Sinema ve Futbol

İçinden Futbol Topu Geçen Filmler

Belki duymuşsunuzdur, 1994 yılında İngiltere'de yayımlandığında büyük sükse yapan “Futbol Asla Sadece Futbol Değildir” kitabının başlığı zamanla futbolseverlerin sloganlarından biri oldu. Futbolu sadece seyirlik bir spor olarak görmeyen testosteron cumhuriyetinin de katkılarıyla futbol, futbolun çok ötesine geçti.
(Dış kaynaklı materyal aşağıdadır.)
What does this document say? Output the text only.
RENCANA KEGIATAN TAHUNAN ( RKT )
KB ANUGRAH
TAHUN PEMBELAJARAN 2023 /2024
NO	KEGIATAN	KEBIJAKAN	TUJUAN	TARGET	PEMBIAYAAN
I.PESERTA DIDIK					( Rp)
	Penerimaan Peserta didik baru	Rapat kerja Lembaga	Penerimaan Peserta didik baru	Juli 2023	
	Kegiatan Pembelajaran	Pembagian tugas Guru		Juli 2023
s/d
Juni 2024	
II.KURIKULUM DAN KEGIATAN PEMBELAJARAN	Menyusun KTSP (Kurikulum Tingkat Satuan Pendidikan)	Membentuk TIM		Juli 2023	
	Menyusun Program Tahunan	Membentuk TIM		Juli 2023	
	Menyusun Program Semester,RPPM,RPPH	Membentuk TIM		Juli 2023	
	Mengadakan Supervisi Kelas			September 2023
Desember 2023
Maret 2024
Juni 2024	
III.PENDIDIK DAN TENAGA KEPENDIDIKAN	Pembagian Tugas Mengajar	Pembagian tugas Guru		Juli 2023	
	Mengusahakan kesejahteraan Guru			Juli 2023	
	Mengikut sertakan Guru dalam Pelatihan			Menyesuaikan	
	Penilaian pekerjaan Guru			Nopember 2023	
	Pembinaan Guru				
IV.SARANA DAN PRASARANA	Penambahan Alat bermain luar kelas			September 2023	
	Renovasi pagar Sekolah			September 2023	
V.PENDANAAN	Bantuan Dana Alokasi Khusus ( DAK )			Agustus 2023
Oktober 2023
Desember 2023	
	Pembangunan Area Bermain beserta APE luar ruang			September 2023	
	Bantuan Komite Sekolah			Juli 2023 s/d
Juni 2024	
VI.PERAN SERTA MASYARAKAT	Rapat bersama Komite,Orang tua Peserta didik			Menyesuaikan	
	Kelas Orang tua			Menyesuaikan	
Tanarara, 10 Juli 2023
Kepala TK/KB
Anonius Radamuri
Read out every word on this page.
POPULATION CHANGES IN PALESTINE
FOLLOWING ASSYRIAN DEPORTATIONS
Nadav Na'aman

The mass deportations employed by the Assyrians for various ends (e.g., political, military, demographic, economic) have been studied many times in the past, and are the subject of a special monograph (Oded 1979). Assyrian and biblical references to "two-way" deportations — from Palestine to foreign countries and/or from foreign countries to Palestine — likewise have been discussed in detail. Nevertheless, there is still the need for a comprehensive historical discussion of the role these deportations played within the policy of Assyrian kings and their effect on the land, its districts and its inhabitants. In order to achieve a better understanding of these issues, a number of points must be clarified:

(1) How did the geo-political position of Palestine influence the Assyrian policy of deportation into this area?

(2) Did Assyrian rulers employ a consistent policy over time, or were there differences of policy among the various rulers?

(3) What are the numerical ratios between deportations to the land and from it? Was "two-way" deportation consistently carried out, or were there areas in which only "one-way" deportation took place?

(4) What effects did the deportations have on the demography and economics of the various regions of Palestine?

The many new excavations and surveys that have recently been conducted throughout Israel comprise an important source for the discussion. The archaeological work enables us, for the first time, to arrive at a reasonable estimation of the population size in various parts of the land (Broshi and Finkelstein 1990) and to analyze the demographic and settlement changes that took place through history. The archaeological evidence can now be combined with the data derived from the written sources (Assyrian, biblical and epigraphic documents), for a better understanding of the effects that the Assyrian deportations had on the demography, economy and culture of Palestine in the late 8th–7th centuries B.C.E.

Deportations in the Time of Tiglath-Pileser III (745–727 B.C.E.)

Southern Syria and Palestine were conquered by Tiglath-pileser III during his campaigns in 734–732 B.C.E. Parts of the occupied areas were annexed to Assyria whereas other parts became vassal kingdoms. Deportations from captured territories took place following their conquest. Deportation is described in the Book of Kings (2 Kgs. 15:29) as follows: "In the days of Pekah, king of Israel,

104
Futbolu ister büyük bir endüstri olarak görün, ister eğlence… Ya da, insanoğlunun içindeki vahşet, hırs, yarış ve iddia dürtülerinin modern hayattaki yansıması, Roma Cumhuriyetinin arena ve gladyatörlerinin günümüzdeki karşılığı olarak…

Her halükarda varacağımız sonuç, futbolun sadece futbol olmadığı, yaşamın kendisi veya yansıması şeklinde görüleceği. Günümüzde futbolun dünyanın her köşesinde kitlelerden gördüğü ilgiyi, dönüştüğü endüstrinin parasal büyüklüğünü, modern hayatın çarklarında boğulan bir çok insan için yegane kaçış alternatifi olduğunu düşündüğümüzde, sevelim veya sevmeyelim, futbolun büyük bir “şey” olduğunu anlarız.
Japonya'da ara sıra gittiğim Urawa Reds maçlarındaki coşku, bu ülkede bile futbolun sadece futbol olmadığını göstermişti
Peki o zaman, hayatın bir diğer yansıması olan sinemanın futbolla ilişkisi nasıl olmuş dersiniz? Futbol gibi büyük bir endüstri olan, hatta tabiri caizse futbolla büyük rekabet sürdüren sinema sanatı futbolu görmezden gelmiş diyebilir miyiz? Futbolun gündelik hayatımızın ne kadar derinine nüfuz ettiğini, günlük hayatımızdan aldığı payın büyüklüğünü düşünürsek, sinemanın futbol temasına daha fazla eğilmiş olması gerekmez miydi dersiniz? 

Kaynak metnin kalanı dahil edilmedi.